What is Bitcoin?
Much controversy swirls around bitcoin, the digital money that hit the market in January 2009. From its inception, there have been questions surrounding the online currency; observers query its strength, popularity and, of course, its viability. How could bitcoin compete with the monetary system we already have? Will it one day supersede the current system? These questions have been asked from day one and continue six years later.
The creator of bitcoin, an anonymous person or group of people using the alias Satoshi Nakamoto, knew this new money system would raise eyebrows, but it was thought to be a great breakthrough for various reasons; among them, it was a system that could be used worldwide and would have no regulations. And with bitcoin, there’s no middle man–no banks are necessary! There’s also no governmental or central authority overseeing it. The system is peer-to-peer, meaning the user deals directly with another party and can do so without even using a real name. Bitcoin is accurately described as the first decentralized digital currency.
The first bitcoin transaction was made the first day it was made available. Programmer Hal Finney downloaded the bitcoin software on release day and received ten bitcoins from Nakamoto in the world’s first bitcoin transaction. It has been making its way gradually ever since. Some people even see bitcoin as an investment, hoping it will increase in value. For a select market, bitcoin has some appeal, but experts say it’s still too early to tell if it ultimately will have staying power.
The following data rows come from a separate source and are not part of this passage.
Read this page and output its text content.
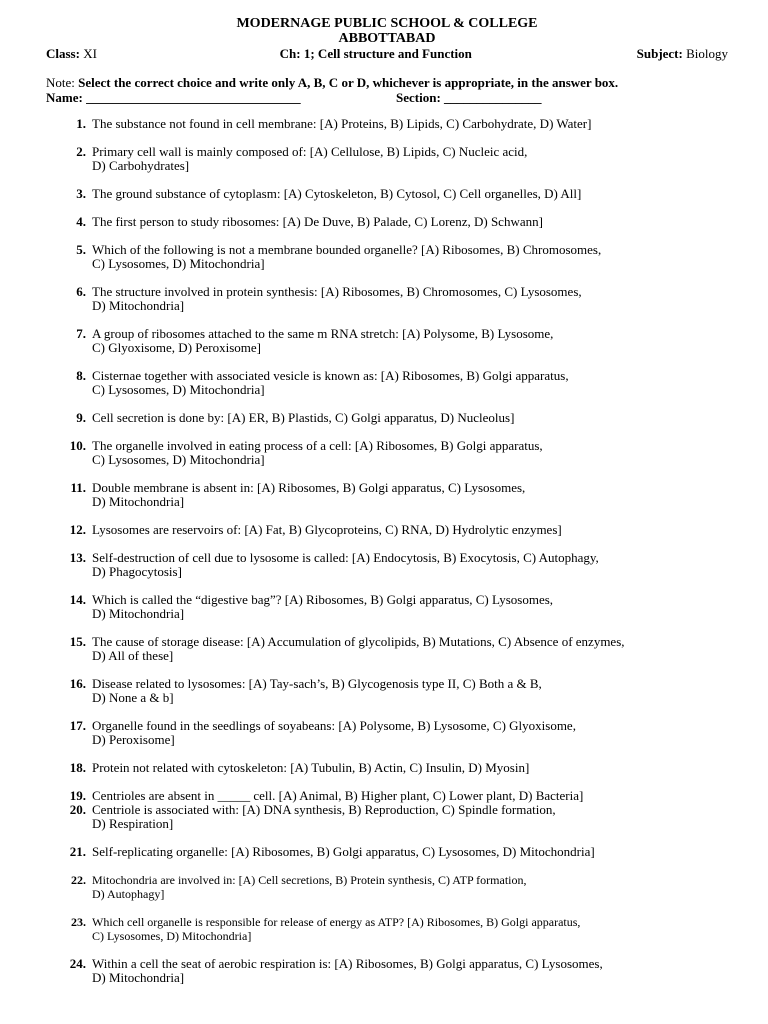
MODERNAGE PUBLIC SCHOOL & COLLEGE
ABBOTTABAD
Class: XI	Ch: 1; Cell structure and Function	Subject: Biology
Note: Select the correct choice and write only A, B, C or D, whichever is appropriate, in the answer box.
Name: _________________________________	Section: _______________
1. The substance not found in cell membrane: [A) Proteins, B) Lipids, C) Carbohydrate, D) Water]
2. Primary cell wall is mainly composed of: [A) Cellulose, B) Lipids, C) Nucleic acid,
D) Carbohydrates]
3. The ground substance of cytoplasm: [A) Cytoskeleton, B) Cytosol, C) Cell organelles, D) All]
4. The first person to study ribosomes: [A) De Duve, B) Palade, C) Lorenz, D) Schwann]
5. Which of the following is not a membrane bounded organelle? [A) Ribosomes, B) Chromosomes,
C) Lysosomes, D) Mitochondria]
6. The structure involved in protein synthesis: [A) Ribosomes, B) Chromosomes, C) Lysosomes,
D) Mitochondria]
7. A group of ribosomes attached to the same m RNA stretch: [A) Polysome, B) Lysosome,
C) Glyoxisome, D) Peroxisome]
8. Cisternae together with associated vesicle is known as: [A) Ribosomes, B) Golgi apparatus,
C) Lysosomes, D) Mitochondria]
9. Cell secretion is done by: [A) ER, B) Plastids, C) Golgi apparatus, D) Nucleolus]
10. The organelle involved in eating process of a cell: [A) Ribosomes, B) Golgi apparatus,
C) Lysosomes, D) Mitochondria]
11. Double membrane is absent in: [A) Ribosomes, B) Golgi apparatus, C) Lysosomes,
D) Mitochondria]
12. Lysosomes are reservoirs of: [A) Fat, B) Glycoproteins, C) RNA, D) Hydrolytic enzymes]
13. Self-destruction of cell due to lysosome is called: [A) Endocytosis, B) Exocytosis, C) Autophagy,
D) Phagocytosis]
14. Which is called the “digestive bag”? [A) Ribosomes, B) Golgi apparatus, C) Lysosomes,
D) Mitochondria]
15. The cause of storage disease: [A) Accumulation of glycolipids, B) Mutations, C) Absence of enzymes,
D) All of these]
16. Disease related to lysosomes: [A) Tay-sach’s, B) Glycogenosis type II, C) Both a & B,
D) None a & b]
17. Organelle found in the seedlings of soyabeans: [A) Polysome, B) Lysosome, C) Glyoxisome,
D) Peroxisome]
18. Protein not related with cytoskeleton: [A) Tubulin, B) Actin, C) Insulin, D) Myosin]
19. Centrioles are absent in _____ cell. [A) Animal, B) Higher plant, C) Lower plant, D) Bacteria]
20. Centriole is associated with: [A) DNA synthesis, B) Reproduction, C) Spindle formation,
D) Respiration]
21. Self-replicating organelle: [A) Ribosomes, B) Golgi apparatus, C) Lysosomes, D) Mitochondria]
22. Mitochondria are involved in: [A) Cell secretions, B) Protein synthesis, C) ATP formation,
D) Autophagy]
23. Which cell organelle is responsible for release of energy as ATP? [A) Ribosomes, B) Golgi apparatus,
C) Lysosomes, D) Mitochondria]
24. Within a cell the seat of aerobic respiration is: [A) Ribosomes, B) Golgi apparatus, C) Lysosomes,
D) Mitochondria]
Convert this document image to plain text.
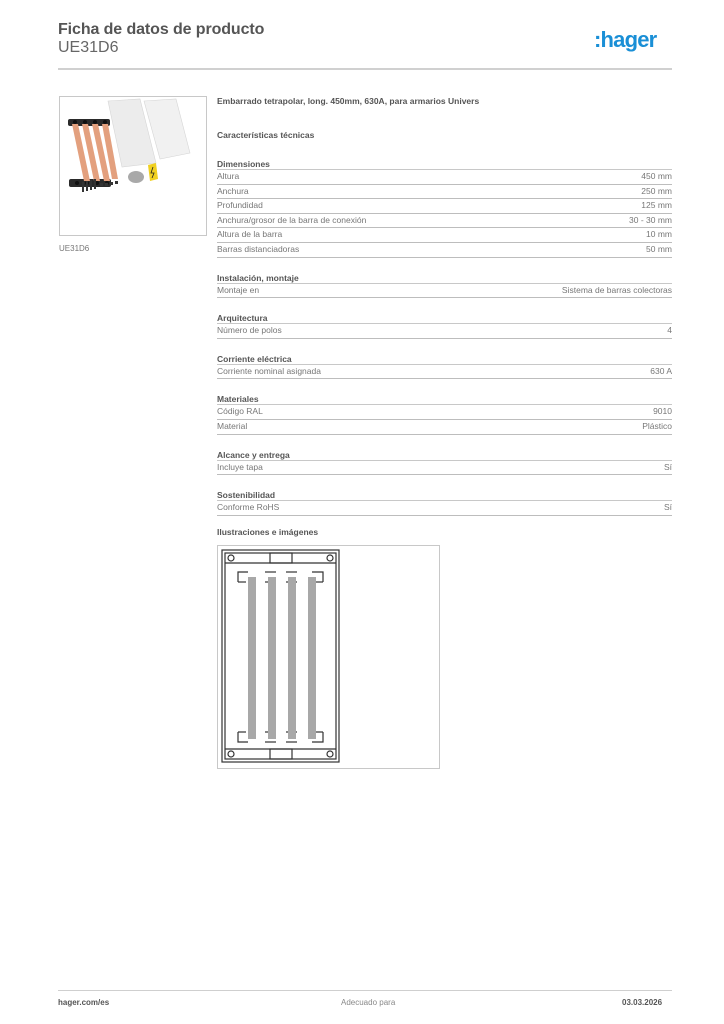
Ficha de datos de producto
UE31D6	:hager
UE31D6
Embarrado tetrapolar, long. 450mm, 630A, para armarios Univers
Características técnicas
Dimensiones
Altura	450 mm
Anchura	250 mm
Profundidad	125 mm
Anchura/grosor de la barra de conexión	30 - 30 mm
Altura de la barra	10 mm
Barras distanciadoras	50 mm
Instalación, montaje
Montaje en	Sistema de barras colectoras
Arquitectura
Número de polos	4
Corriente eléctrica
Corriente nominal asignada	630 A
Materiales
Código RAL	9010
Material	Plástico
Alcance y entrega
Incluye tapa	Sí
Sostenibilidad
Conforme RoHS	Sí
Ilustraciones e imágenes
hager.com/es	Adecuado para	03.03.2026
But, as expected, not everyone is thrilled about bitcoin. Its use is attracting the attention of law enforcement, regulators, legislative bodies and the media. Because it’s not regulated and somewhat anonymous, these entities cite money laundering, the financing of illicit activity, theft, fraud, tax evasion and use in black markets as possible scenarios associated with it. A 2012 internal FBI report that was leaked to the internet states, “If Bitcoin stabilizes and grows in popularity, it will become an increasingly useful tool for various illegal activities beyond the cyber realm…Bitcoin might logically attract money launderers, human traffickers, terrorists and other criminals who avoid traditional financial systems by using the Internet to conduct global monetary transfers.” This is a red flag swirling around bitcoin.
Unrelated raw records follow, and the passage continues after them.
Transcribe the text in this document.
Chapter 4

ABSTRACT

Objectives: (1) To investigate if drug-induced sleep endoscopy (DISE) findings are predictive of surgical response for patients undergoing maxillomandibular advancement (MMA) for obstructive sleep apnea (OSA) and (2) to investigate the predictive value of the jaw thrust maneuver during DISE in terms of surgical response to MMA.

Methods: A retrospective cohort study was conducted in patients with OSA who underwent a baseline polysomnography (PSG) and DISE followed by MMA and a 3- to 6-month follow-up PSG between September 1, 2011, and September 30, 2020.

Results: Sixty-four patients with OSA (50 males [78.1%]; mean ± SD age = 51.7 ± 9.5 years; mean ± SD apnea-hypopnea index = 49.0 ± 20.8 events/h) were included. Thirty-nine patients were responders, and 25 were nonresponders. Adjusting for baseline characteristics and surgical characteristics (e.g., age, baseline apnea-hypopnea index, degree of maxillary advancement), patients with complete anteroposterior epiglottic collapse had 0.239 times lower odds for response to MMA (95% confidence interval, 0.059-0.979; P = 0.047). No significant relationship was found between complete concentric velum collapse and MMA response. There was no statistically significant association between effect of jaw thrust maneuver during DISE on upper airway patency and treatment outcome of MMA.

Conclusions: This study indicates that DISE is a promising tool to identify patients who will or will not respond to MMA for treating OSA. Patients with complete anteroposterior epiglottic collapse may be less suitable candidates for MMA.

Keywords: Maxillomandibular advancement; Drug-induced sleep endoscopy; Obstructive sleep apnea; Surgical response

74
But bitcoin users relish the new monetary system and find it refreshing that they can make monetary transactions, remain anonymous and avoid a financial regulatory system. Businesses are also finding bitcoin more appealing; it has grown over the years as a form of payment for products and services, and its fees are typically lower than the fees imposed by credit card processors. With bitcoin, the fees are paid by the purchaser, not the vendor. That’s a huge draw for businesses. Since there are no chargebacks, retailers usually offer in-store credit as the only option when someone makes a purchase using bitcoins. In 2013, some major corporations’ websites began accepting bitcoins; among these are WordPress, TigerDirect, Time, Inc., Dish Network, Expedia, Dell, Microsoft and the Sacramento Kings. Certain charities and nonprofit groups also have started accepting bitcoin donations.
How does bitcoin actually work? How do you get it and how do you actually use it? Bitcoins can be bought or sold both online and offline. Participants in online exchanges offer bitcoin buy and sell bids. Obtaining bitcoins online is said to entail some risk because of the possibility that the online exchange might fail, in which case clients can lose their bitcoins. Offline, bitcoins may be purchased directly from an individual or at a bitcoin ATM. Bitcoins are stored in a “digital wallet,” a virtual bank account that allows you to send or receive bitcoins, pay for goods and services, or to save. People can send bitcoins to each other using mobile apps or their computers. But there are drawbacks. Bitcoin wallets, unlike bank accounts, are not insured by the FDIC. Wired online magazine reports the risk of hackers using malware to steal bitcoins from unprotected digital wallets, and users are advised to maximize their digital security to prevent intrusion.
What is the long-term value or risk of bitcoin? Financial analysts, economists and investors have tried to predict the possible future value of bitcoin; some say bitcoin will be valued at zero in just a matter of time. In November 2014, David Yermack, professor of finance at NYU Stern School of Business, forecasted that in November 2015 bitcoin may be all but worthless. The death of bitcoin has been proclaimed numerous times.
But don’t use haste in counting out bitcoin. In June 2014, Boston-based Circle Internet Financial launched a mainstream payment platform that converts deposits in currencies instantly to bitcoin without transaction fees. Interestingly, its user agreement notes that an account is insured if bitcoins are lost due to breaches of Circle’s digital storage facilities but not insured if the accountholder’s security protocols are inadequate.